Indian equities showed a spectacular performance on the first day of a week by recovering losses seen in previous two sessions, after a fall in crude oil prices in the international markets on the back of likely destruction in demand in Japan and easing out tensions in Middle East & North Africa for the time being.

Buying across the sectors in the second half of trade pushed the benchmark Nifty above the 5500 mark to close at 5,531.50, surged 86.05 points or 1.58%. Oil & Gas, Metal, Bank, Information Technology and Power were the leading indices with 1-2% upside.

Crude oil prices witnessed sell-off on the back of likely destruction in demand in Japan after a massive 8.9 magnitude earthquake and 10-metre tsunami on Friday. Ports, power plants and refineries were shut in the country.

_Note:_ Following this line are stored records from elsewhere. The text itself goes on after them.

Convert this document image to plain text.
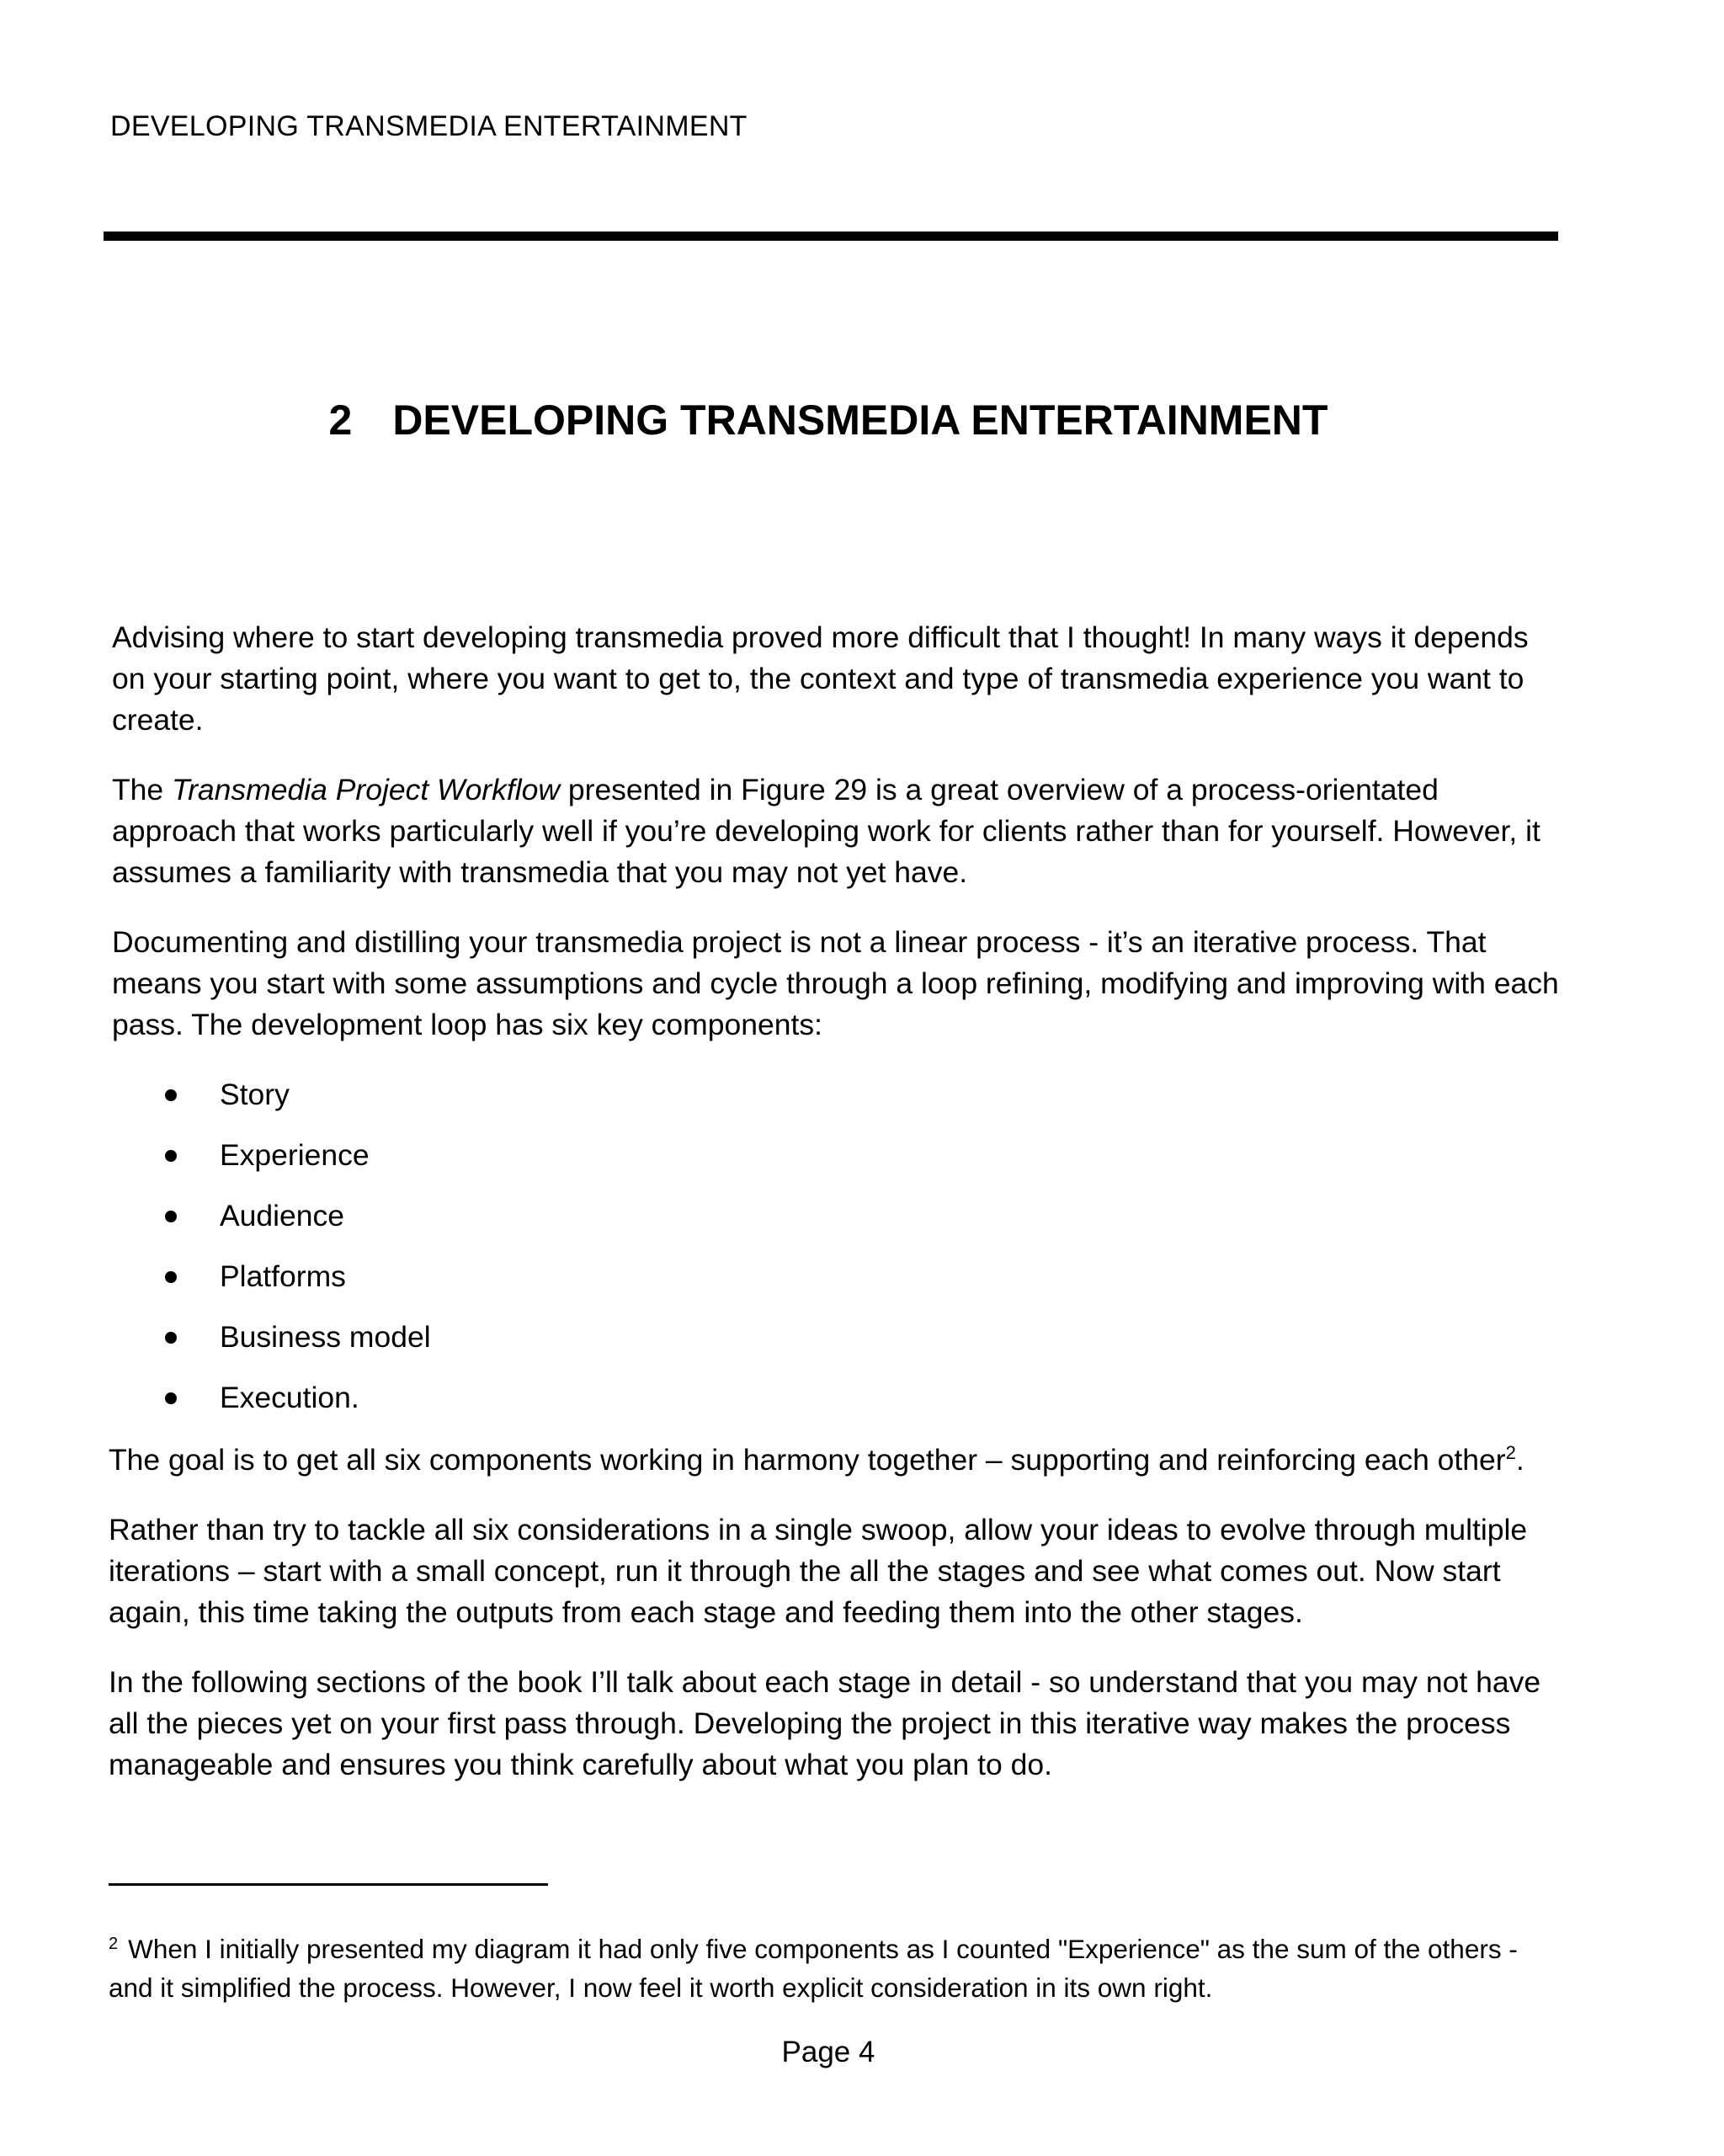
DEVELOPING TRANSMEDIA ENTERTAINMENT
2 DEVELOPING TRANSMEDIA ENTERTAINMENT

Advising where to start developing transmedia proved more difficult that I thought! In many ways it depends on your starting point, where you want to get to, the context and type of transmedia experience you want to create.

The Transmedia Project Workflow presented in Figure 29 is a great overview of a process-orientated approach that works particularly well if you’re developing work for clients rather than for yourself. However, it assumes a familiarity with transmedia that you may not yet have.

Documenting and distilling your transmedia project is not a linear process - it’s an iterative process. That means you start with some assumptions and cycle through a loop refining, modifying and improving with each pass. The development loop has six key components:

Story
Experience
Audience
Platforms
Business model
Execution.

The goal is to get all six components working in harmony together – supporting and reinforcing each other$^2$.

Rather than try to tackle all six considerations in a single swoop, allow your ideas to evolve through multiple iterations – start with a small concept, run it through the all the stages and see what comes out. Now start again, this time taking the outputs from each stage and feeding them into the other stages.

In the following sections of the book I’ll talk about each stage in detail - so understand that you may not have all the pieces yet on your first pass through. Developing the project in this iterative way makes the process manageable and ensures you think carefully about what you plan to do.

$^2$ When I initially presented my diagram it had only five components as I counted "Experience" as the sum of the others - and it simplified the process. However, I now feel it worth explicit consideration in its own right.
Page 4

Japan has been battling hard to prevent a nuclear catastrophe and carry on rescue operations for millions of people without power or water in its worst crisis since World War II.  A quake and tsunami are estimated to have killed more than 10,000 people and left more than 1 million without water or power. Japan's central bank doubled its asset buying scheme to 10 trillion yen and supplied record funds to banks on Monday to shore up confidence in the economy.

"Short-term oil prices will decline because Japan is one of the world's largest oil importers and the Japanese economy will be severely and negatively impacted," said Andrew Moorfield, head of oil and gas division at Lloyds banking group.

Nymex crude oil was trading at USD 99.11 a barrel, down 2.03% and the London Brent crude fell by USD 2% to USD 111.56 a barrel today. However, he said, "Long term oil prices will rise as the Japanese economy recovers and emerging market demand continues to grow."